Longest Night/Swing Street
These are generally, mellow songs that seem to be set in fairly chilled gatherings, so I’ll not spoil them with my interpretive ramblings. “Longest Night” has an additional theme, about finding a companion after a barren spell on the love front. Not much in the way of interpretation here (but who exactly are the initialled people, for example Mr. B.M.O.C.)?
May I leave you with a “serving suggestion” for “Longest Night”? I’ll always remember this song for when I happened to have it playing on my walkman on a coach at about 6a.m., having travelled overnight through Scotland, England and France to see my girlfriend. Next time you’re on an uncomfortable overnight Greyhound / Amtrack journey, play this song just as the dawn starts breaking – it really chills you out and makes you feel better!!!

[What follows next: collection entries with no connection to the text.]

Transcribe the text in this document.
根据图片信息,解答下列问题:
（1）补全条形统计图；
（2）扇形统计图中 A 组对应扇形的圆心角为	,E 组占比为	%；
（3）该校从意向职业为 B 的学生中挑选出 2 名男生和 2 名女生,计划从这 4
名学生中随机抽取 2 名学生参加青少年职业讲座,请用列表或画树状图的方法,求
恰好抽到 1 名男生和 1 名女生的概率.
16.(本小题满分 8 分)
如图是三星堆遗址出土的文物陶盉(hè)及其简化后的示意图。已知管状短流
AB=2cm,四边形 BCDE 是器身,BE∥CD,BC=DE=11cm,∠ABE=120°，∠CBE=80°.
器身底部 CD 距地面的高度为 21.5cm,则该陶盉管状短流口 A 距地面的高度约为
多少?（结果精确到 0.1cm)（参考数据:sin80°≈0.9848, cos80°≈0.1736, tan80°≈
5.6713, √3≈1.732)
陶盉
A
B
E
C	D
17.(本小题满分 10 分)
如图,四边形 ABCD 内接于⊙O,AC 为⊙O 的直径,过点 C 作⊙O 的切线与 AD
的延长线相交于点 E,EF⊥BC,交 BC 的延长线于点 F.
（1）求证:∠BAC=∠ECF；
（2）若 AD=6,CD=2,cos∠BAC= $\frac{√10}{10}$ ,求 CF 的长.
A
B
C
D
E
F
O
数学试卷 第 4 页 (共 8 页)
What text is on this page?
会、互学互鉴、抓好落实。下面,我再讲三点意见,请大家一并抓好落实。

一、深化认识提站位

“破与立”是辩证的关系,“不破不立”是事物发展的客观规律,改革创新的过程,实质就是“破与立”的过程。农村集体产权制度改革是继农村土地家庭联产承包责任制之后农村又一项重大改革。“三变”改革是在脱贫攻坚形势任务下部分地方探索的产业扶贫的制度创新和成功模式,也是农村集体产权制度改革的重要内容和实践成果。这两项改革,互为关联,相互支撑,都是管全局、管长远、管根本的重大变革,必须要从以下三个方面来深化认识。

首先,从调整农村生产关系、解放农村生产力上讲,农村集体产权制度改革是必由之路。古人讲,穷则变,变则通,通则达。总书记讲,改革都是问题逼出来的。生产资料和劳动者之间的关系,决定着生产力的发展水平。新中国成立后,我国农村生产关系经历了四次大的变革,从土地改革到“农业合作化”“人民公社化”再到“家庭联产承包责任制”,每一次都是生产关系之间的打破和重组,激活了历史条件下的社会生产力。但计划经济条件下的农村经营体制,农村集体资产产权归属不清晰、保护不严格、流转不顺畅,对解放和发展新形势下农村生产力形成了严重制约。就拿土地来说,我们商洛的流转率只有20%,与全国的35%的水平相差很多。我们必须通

Follow-up, June 25 2001: Longest Night takes us back to a theme that was first introduced in the song “Stander on the Mountain”. Namely, a high-school or college reunion. (As many of you have since told me, B.M.O.C. is an acronym for “Big Man on Campus”). Funnily enough, the song ends with a fairly routine romantic side to it, i.e. the boy in the song meets a nice girl, for friendship possibly leading to something else.
This is nothing compared with “Stander on the Mountain”, where apparently boy MAKES OUT with girl in a car on a roadside (The instrumental break on the ‘Noisemakers’ version lasts just about long enough, I think, for this to happen), and the song also includes some fairly contemplative thoughts on the various emotional aspects of reunions in general.
Carwyn Fowler
Hot House Ball
OK, OK – after about 18 months of people mailing me with this one, I finally get round to writing this song up properly. Hot House Ball is, it seems, an ironic song about a Nuclear Power station, apparently not so far from Bruce’s home in Virginia. There is humour and sarcasm here, as we’ve previously heard in such songs as “Defenders of the Flag”. For example, children will be able to “glow in the dark” at Halloween without having to put on any special make-up.
In other words, this song places Bruce within the Matt Groening (“The Simpsons”) school of putting one in the eye of the more dishonest or sinister aspects of American government. It does not take such a huge leap of the imagination to visualise Homer Simpson himself at the control panel of this particular installment in Virginia.